I don’t think anyone expects you to post UK prices – it’s just a shame that such a great sale…
I’m sorry about that. We don’t have any way to post British prices as an American based site.
I have several of her books on my TBR and after reading this am moving them up the pile.
Interested to note that the last 5 AAR reviews all are for books that don’t fall into the romance genre. Great reviews and interesting books, but just wondered if this is an intentional trend we are likely to see continue?
Not really. We have been hitting around 75% romance and 25% books other, most of which are female centric stories.
My Mom and I stayed at a hotel for women a couple of times in NYC in the early 80’s while my dad was undergoing cancer treatment at Sloan-Kettering. I no longer remember the name of the hotel, which was an old building. This review makes me wish I could find out.

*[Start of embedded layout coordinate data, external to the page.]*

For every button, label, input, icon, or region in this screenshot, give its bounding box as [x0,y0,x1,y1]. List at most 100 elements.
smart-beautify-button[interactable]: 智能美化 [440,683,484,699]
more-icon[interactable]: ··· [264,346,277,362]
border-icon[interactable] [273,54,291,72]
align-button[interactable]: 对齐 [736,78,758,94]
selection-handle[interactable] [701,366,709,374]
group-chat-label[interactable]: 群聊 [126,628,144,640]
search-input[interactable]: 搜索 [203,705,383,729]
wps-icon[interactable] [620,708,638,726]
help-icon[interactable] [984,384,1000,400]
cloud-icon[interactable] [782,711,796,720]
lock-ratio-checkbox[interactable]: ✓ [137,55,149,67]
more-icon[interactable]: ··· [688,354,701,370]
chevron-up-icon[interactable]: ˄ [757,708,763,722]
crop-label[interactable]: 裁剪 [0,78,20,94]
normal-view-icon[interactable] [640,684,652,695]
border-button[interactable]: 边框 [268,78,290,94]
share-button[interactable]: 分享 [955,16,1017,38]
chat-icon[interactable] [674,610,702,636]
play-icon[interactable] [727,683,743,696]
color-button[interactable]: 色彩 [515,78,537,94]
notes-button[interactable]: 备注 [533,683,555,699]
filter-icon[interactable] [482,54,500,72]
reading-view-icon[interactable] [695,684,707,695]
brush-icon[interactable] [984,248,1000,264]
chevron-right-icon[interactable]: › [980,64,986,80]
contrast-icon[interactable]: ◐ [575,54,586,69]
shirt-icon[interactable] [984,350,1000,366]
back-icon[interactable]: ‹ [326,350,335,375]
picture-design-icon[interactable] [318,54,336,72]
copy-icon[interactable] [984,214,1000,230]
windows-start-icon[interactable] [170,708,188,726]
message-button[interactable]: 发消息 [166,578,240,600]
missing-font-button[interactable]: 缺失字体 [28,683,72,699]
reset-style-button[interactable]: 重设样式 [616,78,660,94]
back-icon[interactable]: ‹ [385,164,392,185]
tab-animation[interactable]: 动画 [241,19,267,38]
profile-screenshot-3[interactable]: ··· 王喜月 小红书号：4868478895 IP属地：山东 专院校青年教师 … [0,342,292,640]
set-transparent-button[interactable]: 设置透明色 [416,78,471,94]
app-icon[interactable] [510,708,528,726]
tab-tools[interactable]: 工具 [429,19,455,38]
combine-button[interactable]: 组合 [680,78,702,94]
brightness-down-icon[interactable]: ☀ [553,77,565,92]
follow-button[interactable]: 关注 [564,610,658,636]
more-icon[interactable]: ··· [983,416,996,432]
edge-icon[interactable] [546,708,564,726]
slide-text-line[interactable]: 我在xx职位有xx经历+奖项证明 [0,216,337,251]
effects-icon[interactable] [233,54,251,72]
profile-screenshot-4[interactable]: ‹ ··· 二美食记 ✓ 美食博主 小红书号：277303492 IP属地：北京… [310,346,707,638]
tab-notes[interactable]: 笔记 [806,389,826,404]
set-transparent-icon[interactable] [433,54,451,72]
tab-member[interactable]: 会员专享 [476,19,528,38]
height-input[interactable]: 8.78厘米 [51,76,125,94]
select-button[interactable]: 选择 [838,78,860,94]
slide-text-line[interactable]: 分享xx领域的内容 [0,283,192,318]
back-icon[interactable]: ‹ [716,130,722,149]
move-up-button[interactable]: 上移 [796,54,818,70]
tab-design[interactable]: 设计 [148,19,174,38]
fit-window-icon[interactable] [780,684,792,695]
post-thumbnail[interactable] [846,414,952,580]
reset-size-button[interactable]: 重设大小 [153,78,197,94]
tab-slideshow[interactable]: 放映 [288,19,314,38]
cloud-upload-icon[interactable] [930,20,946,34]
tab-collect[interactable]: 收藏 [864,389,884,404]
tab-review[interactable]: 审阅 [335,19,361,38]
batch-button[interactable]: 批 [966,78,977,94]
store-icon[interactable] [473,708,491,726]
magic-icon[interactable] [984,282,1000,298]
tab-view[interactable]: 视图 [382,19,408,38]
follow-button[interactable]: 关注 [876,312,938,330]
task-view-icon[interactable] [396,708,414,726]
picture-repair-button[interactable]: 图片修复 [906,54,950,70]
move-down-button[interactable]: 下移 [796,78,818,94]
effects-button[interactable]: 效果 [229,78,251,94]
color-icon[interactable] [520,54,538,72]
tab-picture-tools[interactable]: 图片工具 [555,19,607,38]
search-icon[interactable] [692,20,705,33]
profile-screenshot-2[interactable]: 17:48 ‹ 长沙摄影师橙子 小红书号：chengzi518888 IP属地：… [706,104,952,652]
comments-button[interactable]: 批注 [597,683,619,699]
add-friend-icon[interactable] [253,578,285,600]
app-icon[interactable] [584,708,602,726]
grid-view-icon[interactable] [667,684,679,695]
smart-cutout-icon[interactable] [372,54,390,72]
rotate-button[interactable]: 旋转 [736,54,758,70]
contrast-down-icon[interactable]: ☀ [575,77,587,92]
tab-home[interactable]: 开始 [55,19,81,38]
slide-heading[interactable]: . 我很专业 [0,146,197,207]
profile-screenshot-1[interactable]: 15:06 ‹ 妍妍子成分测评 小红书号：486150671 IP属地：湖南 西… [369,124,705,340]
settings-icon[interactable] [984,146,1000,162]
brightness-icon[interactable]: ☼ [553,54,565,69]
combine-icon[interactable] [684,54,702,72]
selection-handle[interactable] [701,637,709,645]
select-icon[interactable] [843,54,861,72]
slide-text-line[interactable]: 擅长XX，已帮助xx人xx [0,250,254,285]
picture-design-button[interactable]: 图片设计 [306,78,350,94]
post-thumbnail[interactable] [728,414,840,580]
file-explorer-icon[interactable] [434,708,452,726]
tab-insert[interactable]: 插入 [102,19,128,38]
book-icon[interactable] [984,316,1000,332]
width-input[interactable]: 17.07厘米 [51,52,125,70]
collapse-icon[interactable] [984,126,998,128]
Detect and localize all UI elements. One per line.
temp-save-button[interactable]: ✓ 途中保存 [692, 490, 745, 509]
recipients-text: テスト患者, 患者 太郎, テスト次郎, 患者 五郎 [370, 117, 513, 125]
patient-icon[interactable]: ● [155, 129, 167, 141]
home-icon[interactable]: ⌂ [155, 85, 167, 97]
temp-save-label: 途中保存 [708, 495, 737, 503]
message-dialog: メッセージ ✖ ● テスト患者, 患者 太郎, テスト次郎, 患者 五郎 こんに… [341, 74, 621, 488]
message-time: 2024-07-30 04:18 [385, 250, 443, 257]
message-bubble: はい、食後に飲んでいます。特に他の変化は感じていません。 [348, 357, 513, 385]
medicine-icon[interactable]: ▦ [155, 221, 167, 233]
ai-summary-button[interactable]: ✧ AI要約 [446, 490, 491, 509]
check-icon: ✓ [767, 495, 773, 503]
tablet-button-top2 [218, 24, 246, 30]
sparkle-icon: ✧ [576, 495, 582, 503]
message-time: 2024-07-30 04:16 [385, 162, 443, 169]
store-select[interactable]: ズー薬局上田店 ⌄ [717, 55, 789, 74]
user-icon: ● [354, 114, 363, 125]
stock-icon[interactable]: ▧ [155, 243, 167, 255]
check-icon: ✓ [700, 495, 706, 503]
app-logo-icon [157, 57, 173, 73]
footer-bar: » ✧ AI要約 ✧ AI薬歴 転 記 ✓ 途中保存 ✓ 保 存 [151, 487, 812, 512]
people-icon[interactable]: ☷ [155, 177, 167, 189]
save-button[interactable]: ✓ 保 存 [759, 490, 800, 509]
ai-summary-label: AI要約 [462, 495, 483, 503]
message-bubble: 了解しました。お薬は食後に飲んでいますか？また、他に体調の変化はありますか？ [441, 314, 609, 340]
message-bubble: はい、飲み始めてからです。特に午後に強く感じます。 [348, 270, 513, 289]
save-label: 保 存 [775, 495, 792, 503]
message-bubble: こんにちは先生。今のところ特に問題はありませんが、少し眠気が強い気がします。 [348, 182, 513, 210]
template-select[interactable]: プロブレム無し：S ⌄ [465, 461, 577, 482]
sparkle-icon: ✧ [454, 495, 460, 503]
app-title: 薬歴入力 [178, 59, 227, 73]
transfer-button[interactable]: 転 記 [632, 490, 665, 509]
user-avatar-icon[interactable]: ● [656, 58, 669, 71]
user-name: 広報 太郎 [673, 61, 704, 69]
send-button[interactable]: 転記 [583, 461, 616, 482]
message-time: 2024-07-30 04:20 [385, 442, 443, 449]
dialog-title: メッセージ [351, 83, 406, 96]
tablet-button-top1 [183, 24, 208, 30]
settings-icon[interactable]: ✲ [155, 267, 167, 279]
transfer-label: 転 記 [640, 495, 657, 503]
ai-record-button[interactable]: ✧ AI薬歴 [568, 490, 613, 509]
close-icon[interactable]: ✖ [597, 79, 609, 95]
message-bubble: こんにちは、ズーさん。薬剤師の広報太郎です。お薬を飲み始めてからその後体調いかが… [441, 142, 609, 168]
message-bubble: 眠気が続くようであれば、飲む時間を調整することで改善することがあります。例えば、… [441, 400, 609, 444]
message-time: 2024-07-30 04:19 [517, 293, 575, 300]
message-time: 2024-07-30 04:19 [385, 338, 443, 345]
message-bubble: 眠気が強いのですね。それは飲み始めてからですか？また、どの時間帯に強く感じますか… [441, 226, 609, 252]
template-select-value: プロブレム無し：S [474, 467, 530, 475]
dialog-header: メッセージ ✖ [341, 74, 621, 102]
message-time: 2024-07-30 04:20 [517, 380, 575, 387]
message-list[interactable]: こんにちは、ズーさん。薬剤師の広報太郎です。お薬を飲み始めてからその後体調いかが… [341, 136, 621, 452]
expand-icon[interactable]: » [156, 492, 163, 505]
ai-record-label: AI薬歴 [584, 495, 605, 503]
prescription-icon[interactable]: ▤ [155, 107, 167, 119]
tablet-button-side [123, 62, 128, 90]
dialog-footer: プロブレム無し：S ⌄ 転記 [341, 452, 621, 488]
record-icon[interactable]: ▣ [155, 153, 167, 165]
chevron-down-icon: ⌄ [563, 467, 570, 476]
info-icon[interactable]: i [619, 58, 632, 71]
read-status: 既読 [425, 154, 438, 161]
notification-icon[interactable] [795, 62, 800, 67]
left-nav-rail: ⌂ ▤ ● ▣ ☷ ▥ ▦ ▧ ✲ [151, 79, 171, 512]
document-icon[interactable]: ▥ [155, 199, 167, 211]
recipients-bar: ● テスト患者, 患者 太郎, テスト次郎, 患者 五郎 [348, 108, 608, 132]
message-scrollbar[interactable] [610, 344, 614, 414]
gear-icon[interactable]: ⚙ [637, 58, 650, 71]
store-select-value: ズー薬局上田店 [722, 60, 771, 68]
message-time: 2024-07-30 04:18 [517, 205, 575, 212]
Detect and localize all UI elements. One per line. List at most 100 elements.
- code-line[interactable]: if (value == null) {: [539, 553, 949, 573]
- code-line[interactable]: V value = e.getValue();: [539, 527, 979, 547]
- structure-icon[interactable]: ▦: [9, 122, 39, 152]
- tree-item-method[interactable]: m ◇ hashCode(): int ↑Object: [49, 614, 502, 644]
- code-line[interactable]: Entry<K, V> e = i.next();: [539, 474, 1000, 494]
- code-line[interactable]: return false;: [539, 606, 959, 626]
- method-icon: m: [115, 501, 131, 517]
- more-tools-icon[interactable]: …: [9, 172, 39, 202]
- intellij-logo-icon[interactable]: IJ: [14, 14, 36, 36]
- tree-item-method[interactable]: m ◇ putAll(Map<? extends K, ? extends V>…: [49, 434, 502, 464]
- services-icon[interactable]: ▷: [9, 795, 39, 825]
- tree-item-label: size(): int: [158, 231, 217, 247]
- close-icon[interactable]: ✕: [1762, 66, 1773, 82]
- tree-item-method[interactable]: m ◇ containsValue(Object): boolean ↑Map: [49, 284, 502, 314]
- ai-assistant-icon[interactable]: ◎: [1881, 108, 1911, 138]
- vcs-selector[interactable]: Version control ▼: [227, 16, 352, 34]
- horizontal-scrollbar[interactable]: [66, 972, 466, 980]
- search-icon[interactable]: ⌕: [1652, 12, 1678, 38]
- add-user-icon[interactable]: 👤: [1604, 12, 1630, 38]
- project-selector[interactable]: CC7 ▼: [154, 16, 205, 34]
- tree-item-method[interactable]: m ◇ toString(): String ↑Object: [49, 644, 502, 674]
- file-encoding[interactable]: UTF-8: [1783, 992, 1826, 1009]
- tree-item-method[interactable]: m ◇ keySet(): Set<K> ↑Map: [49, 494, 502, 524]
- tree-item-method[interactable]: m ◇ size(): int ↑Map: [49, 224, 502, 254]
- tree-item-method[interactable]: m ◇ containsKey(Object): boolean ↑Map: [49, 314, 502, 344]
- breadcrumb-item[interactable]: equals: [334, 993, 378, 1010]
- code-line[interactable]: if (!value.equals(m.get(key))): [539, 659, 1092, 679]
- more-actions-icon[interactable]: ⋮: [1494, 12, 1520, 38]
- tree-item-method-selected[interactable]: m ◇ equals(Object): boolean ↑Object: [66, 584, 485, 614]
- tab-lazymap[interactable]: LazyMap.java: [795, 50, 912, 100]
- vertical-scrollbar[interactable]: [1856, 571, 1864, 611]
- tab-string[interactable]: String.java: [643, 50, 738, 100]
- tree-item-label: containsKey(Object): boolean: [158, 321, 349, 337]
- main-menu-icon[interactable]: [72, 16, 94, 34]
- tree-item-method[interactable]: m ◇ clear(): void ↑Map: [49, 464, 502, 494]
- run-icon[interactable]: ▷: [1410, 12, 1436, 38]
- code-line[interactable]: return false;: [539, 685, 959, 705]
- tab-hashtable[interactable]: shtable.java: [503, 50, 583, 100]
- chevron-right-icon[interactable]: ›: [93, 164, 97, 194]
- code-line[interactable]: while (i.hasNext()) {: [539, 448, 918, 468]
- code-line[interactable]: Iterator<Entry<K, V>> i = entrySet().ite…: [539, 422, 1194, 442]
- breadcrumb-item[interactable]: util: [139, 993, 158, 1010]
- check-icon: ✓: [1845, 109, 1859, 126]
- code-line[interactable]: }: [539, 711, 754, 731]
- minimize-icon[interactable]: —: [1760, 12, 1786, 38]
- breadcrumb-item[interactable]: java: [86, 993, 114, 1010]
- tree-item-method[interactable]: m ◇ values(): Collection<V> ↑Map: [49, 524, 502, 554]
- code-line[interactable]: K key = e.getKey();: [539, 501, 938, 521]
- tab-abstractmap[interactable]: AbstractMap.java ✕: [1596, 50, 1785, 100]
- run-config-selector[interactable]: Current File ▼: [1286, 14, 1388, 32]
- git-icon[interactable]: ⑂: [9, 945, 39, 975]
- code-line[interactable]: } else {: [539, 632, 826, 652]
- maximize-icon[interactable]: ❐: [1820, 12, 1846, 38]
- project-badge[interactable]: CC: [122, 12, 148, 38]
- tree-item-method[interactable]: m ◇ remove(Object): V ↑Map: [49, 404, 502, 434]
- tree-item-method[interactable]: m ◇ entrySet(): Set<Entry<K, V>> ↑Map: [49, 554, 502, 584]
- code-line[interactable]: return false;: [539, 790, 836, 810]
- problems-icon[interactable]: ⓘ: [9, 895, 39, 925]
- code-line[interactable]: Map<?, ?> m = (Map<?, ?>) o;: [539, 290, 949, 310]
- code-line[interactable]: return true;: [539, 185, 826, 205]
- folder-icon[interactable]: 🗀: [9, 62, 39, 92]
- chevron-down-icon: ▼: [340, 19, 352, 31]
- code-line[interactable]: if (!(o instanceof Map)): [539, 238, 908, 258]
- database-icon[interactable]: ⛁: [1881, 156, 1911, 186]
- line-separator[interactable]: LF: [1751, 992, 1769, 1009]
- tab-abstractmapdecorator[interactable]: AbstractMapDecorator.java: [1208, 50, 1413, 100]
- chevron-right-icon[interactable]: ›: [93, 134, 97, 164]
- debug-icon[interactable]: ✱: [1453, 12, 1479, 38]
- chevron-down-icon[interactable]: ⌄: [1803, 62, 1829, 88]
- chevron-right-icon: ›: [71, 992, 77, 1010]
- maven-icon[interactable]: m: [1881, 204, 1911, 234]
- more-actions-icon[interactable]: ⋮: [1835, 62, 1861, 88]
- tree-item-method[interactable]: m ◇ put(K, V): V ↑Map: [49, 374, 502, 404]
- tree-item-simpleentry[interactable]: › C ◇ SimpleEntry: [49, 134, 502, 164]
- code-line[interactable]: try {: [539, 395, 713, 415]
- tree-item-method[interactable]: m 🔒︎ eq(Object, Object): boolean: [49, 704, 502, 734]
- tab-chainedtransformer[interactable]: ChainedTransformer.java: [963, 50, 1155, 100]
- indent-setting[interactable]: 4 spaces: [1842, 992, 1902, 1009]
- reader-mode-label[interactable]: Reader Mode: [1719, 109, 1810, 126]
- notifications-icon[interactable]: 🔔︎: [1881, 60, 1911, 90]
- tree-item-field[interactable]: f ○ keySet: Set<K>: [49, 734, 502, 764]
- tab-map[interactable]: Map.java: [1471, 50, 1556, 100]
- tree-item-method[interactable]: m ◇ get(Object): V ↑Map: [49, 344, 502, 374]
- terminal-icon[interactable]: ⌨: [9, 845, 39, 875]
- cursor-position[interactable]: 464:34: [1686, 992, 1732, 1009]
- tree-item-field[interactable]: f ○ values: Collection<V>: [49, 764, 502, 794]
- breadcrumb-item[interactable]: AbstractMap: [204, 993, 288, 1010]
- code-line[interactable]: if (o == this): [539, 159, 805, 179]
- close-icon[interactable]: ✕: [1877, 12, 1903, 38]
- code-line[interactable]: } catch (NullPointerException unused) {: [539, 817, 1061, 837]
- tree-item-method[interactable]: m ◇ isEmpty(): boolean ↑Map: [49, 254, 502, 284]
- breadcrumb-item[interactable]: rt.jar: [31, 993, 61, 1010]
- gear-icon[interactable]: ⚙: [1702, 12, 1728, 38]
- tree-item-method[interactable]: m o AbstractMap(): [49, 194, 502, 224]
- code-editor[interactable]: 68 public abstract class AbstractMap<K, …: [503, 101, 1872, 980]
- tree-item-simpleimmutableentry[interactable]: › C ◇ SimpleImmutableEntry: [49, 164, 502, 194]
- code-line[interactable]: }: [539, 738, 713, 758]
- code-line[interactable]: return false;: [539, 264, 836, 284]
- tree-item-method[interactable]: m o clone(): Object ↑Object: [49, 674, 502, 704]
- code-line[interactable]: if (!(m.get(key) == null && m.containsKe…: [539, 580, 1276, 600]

Oh man, I think there are some sites that hold research about the way things were back then so you might be able to find out what it was called!
I’m going to try. Maybe my brother or sister knows. My brother has one of those memories. Never forgets things. :-)
I moved to New York in 1964 to work for a magazine. I could not afford the Barbizon on my meager salary and instead went to another hotel for women call the East End Hotel For Women. It faced the FDR drive and is now a condominium. I look forward to reading the book! It was a crazy time to be in New York, a time of Andy Warhol, Twiggy and Studio 54. It was during the time that I met my husband Of 53 years!
Oh wow, I hope this brings back some good memories for you!
I worked for Glamour Magazine and my husband still brings up that I didn’t invite him to a party where Trini Lopez was playing. My granddaughter thinks I’m cool.
That is cool – Trini Lopez was amazing!
I love this!
This sounds great! Adding it to my TBR now.
It really is!
This sounds fascinating. Thanks for the great review. Adding it to the pile!
You’re quite welcome, hope you like it!